- Born: November 15, 1958
- Died: February 25, 2020 (aged 61)
- Occupation: Video game developer
- Known for: Konami Code

= Kazuhisa Hashimoto =

Japanese video game developer (1958–2020)

Kazuhisa Hashimoto (橋本和久, Hashimoto Kazuhisa) was a Japanese video game developer, best known for having created the Konami Code, a cheat code used in numerous video games typically granting the player extra lives or other benefits, and which has become often used as an Easter egg in popular culture.

==Career==
Hashimoto joined Konami along with several other recent college graduates in 1981. At the time, Konami was focused on coin-operated (coin-op) products such as medal games, and Hashimoto started by helping to develop the circuit boards for these games. Konami expanded over the next few years into arcade games with successful games like Scramble and Super Cobra, and later into bringing these games into versions for the Nintendo Entertainment System (NES). According to Hashimoto, the company's focus at the time still remained the coin-op machines, with experienced staff assigned to that area of the business. The newer hires were pushed off onto development of the video game side of Konami with little formal training or instruction. Once the Super Nintendo Entertainment System (SNES) had arrived in 1990, Konami had brought in experienced video game developers and helped establish more rigor to the development process.

One of the first NES games Hashimoto worked on was the conversion of Track & Field, a project that took six months between himself and another programmer. He later came back to the game to help design a special controller to use for the game as players reported it painful to use the standard NES controller. Gradius was also a port of an arcade game they were ordered to make, which took Hashimoto and three others less than six months to complete. Other games Hashimoto had developed at Konami included The Goonies for NES, and The Legend of the Mystical Ninja.

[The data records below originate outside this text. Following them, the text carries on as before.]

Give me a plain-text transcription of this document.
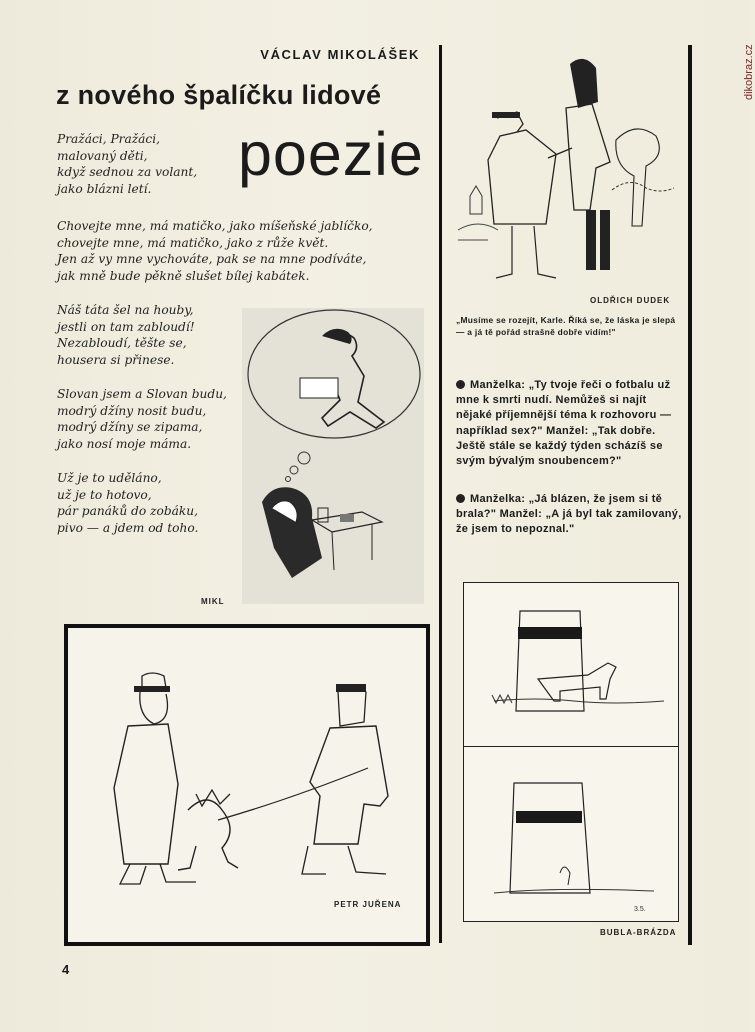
dikobraz.cz
VÁCLAV MIKOLÁŠEK
z nového špalíčku lidové
poezie
Pražáci, Pražáci,
malovaný děti,
když sednou za volant,
jako blázni letí.
Chovejte mne, má matičko, jako míšeňské jablíčko,
chovejte mne, má matičko, jako z růže květ.
Jen až vy mne vychováte, pak se na mne podíváte,
jak mně bude pěkně slušet bílej kabátek.
Náš táta šel na houby,
jestli on tam zabloudí!
Nezabloudí, těšte se,
housera si přinese.
Slovan jsem a Slovan budu,
modrý džíny nosit budu,
modrý džíny se zipama,
jako nosí moje máma.
Už je to uděláno,
už je to hotovo,
pár panáků do zobáku,
pivo — a jdem od toho.
MIKL
OLDŘICH DUDEK
„Musíme se rozejít, Karle. Říká se, že láska je slepá — a já tě pořád strašně dobře vidím!"
Manželka: „Ty tvoje řeči o fotbalu už mne k smrti nudí. Nemůžeš si najít nějaké příjemnější téma k rozhovoru — například sex?" Manžel: „Tak dobře. Ještě stále se každý týden scházíš se svým bývalým snoubencem?"
Manželka: „Já blázen, že jsem si tě brala?" Manžel: „A já byl tak zamilovaný, že jsem to nepoznal."
3.5.
BUBLA-BRÁZDA
PETR JUŘENA
4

Hashimoto continued to work at Konami through the rest of his life and has credits on at least nine games. Among other titles he worked on included the International Superstar Soccer series. He was also the executive vice president of Star Online.

Hashimoto died on February 25, 2020, as reported by both Konami and by Hashimoto's friend Yuji Takenouchi.

==Konami Code==

The button press sequence of the Konami Code

Hashimoto is most widely recognized as the creator of the Konami Code. Hashimoto had inadvertently created it while bringing the arcade version of Gradius to the NES in 1986. Hashimoto knew the arcade version of the game was hard and he would likely not finish it, so he added a sequence of button presses that he could easily remember that gave the ship he controlled in the game the full range of power-ups so that he could easily complete the game for in-house testing purposes. He had intended to remove the programming code for that sequence before the game was shipped, but the game had shipped with the code included. Some players of Gradius had discovered Hashimoto's sequence and reported it back to Konami, and it became popular to use Hashimoto's sequence in future Konami titles by other developers. Larger public awareness of this Konami code came with the worldwide popularity of Contra in 1988, in which entering the code gave the player additional lives. Since then, the Konami code is not only used across other video games from other developers and publishers in similar manners, but as Easter eggs in other forms of media.